COME IL PERCORSO UNIVERSITARIO PUÒ AIUTARE A SVILUPPARE LE SOFT SKILLS. Intervista a Roberto Reggiani

Roberto Reggiani è Coordinatore Responsabile dell’Ufficio Stage e Placement presso la sede di Milano dell’Università Cattolica del Sacro Cuore. Da 25 anni si occupa di sviluppare i servizi universitari di supporto all’intermediazione del lavoro, operando a stretto contatto con gli studenti. Conosce bene i giovanissimi e sa che la chiave per il successo è coltivare le proprie passioni, costruendo un’identità personale.

Come si devono preparare gli studenti a un mondo del lavoro in continua evoluzione?

Ci sono alcune cose immutabili, ma altre che stanno effettivamente cambiando. Almeno fino a sette anni fa, c’erano alcune dinamiche molto codificate. Il ruolo degli employer era molto definito e accettato, quasi dato per scontato. Non è più così: già prima del Covid, abbiamo cominciato ad assistere ad alcuni cambi di prospettiva, che hanno coinvolto anche i più giovani. Gli studenti hanno cominciato ad avere un atteggiamento molto diverso rispetto alla loro costruzione di un percorso professionale, per cui mi trovo a fare più orientamento al lavoro nei confronti delle aziende che dei ragazzi.

Sono molto critico sull’orientamento universitario attuale, che non pone un traguardo a qualche anno di distanza dalla laurea. È una limitazione non inserire uno stimolo rispetto a un percorso di carriera: l’obiettivo non è prendere trenta, ma costruire un’identità personale.

Quali sono le attività che le università possono proporre per contribuire allo sviluppo delle soft skills?

Dal ‘99 le università hanno cominciato a parlare di attività professionalizzanti che andassero ad arricchire la didattica, perché hanno percepito che c’era bisogno di avvicinare gli studenti a cosa succede fuori e di “far sporcare loro le mani”. La decisione di aumentare le attività e di inserire project work e case study, sono tutti tentativi che vanno in questa direzione. Noi siamo una struttura che si interfaccia con le aziende. L’anno scorso abbiamo organizzato più di 600 incontri con le imprese in un anno: vuol dire che ogni giorno, in media, in Cattolica, ci sono almeno tre aziende che vengono e dedicano il loro tempo agli universitari, che hanno infinite possibilità di confronto con persone che parlano di cose concrete.
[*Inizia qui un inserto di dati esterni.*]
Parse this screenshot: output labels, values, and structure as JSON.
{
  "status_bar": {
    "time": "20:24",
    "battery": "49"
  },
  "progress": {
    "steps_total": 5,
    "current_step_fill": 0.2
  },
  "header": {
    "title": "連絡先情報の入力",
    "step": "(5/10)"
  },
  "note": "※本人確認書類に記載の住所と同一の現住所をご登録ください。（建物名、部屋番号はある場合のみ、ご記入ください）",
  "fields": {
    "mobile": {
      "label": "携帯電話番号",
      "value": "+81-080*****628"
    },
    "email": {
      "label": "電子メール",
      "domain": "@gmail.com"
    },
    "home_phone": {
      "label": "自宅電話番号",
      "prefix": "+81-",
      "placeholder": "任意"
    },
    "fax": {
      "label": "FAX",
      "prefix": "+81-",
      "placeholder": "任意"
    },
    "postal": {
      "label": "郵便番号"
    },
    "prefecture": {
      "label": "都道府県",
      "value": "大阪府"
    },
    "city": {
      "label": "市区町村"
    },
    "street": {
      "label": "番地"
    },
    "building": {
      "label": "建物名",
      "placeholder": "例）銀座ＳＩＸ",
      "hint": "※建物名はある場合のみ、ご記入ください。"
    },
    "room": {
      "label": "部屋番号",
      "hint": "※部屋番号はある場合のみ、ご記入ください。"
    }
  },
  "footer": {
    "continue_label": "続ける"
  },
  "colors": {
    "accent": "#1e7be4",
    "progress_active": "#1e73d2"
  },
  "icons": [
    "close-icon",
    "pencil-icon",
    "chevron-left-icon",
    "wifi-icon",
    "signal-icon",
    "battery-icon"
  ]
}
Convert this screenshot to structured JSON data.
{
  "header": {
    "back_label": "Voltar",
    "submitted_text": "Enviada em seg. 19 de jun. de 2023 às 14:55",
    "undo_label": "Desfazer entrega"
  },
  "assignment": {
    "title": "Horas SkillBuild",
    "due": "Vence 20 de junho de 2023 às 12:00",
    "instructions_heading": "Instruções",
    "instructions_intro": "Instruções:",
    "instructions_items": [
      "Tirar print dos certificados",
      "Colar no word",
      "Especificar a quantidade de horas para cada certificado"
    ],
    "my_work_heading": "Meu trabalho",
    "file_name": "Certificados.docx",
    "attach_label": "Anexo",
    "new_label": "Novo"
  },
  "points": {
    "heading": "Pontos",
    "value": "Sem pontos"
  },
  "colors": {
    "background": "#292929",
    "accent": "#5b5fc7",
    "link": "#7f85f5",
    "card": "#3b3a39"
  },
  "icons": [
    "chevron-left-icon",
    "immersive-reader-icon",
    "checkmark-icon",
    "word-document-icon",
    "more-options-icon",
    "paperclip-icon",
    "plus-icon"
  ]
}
Qual è la differenza tra conoscenze e competenze?

I docenti sono obbligati a spiegare che ad A segue B. La competenza, invece, è saper reagire a un mondo in cui ad A non segue quasi mai B. Ovviamente i corsi di laurea non possono diventare dei centri di formazione professionale. Ci sono, però, almeno due modi di affrontare l’università: la si fa per rimandare il momento dell’ingresso al mondo del lavoro oppure la si fa sapendo che si hanno veramente tante opportunità per “incasinarsi” l’esistenza che alla fine ripagano. Un funzionario di Confindustria qualche anno fa ha detto che le aziende non assumono laureati, ma persone. Io vedo un grosso spreco di talenti, perché tanti ragazzi ci mettono troppo tempo a capire qual è il loro percorso e in cosa sono bravi e non coltivano le loro passioni. Sia chiaro: si possono anche solo seguire le lezioni, studiare, prendere 30 e lavorare lo stesso. Ma quando avrà finito il percorso accademico, avrà delle conoscenze, non delle competenze.

Crede che la pandemia abbia frenato o incentivato lo sviluppo delle soft skills all’interno del percorso universitario?

Secondo me lo ha accelerato: tutto quello che crea crisi, ci fa soccombere o ci fa, al contrario, imparare a saltare più in alto. La pandemia ha velocizzato i processi di consapevolezza personale, ha fatto vedere che c’era un altro modo di affrontare le cose e che si poteva vivere anche al di fuori da schemi che erano fissati da decenni. Ci ha messo di fronte alla necessità di gestire situazioni diverse e ci siamo attrezzati. Ciò ha creato un’esplosione di opportunità con un effetto a catena che stiamo vivendo ancora adesso.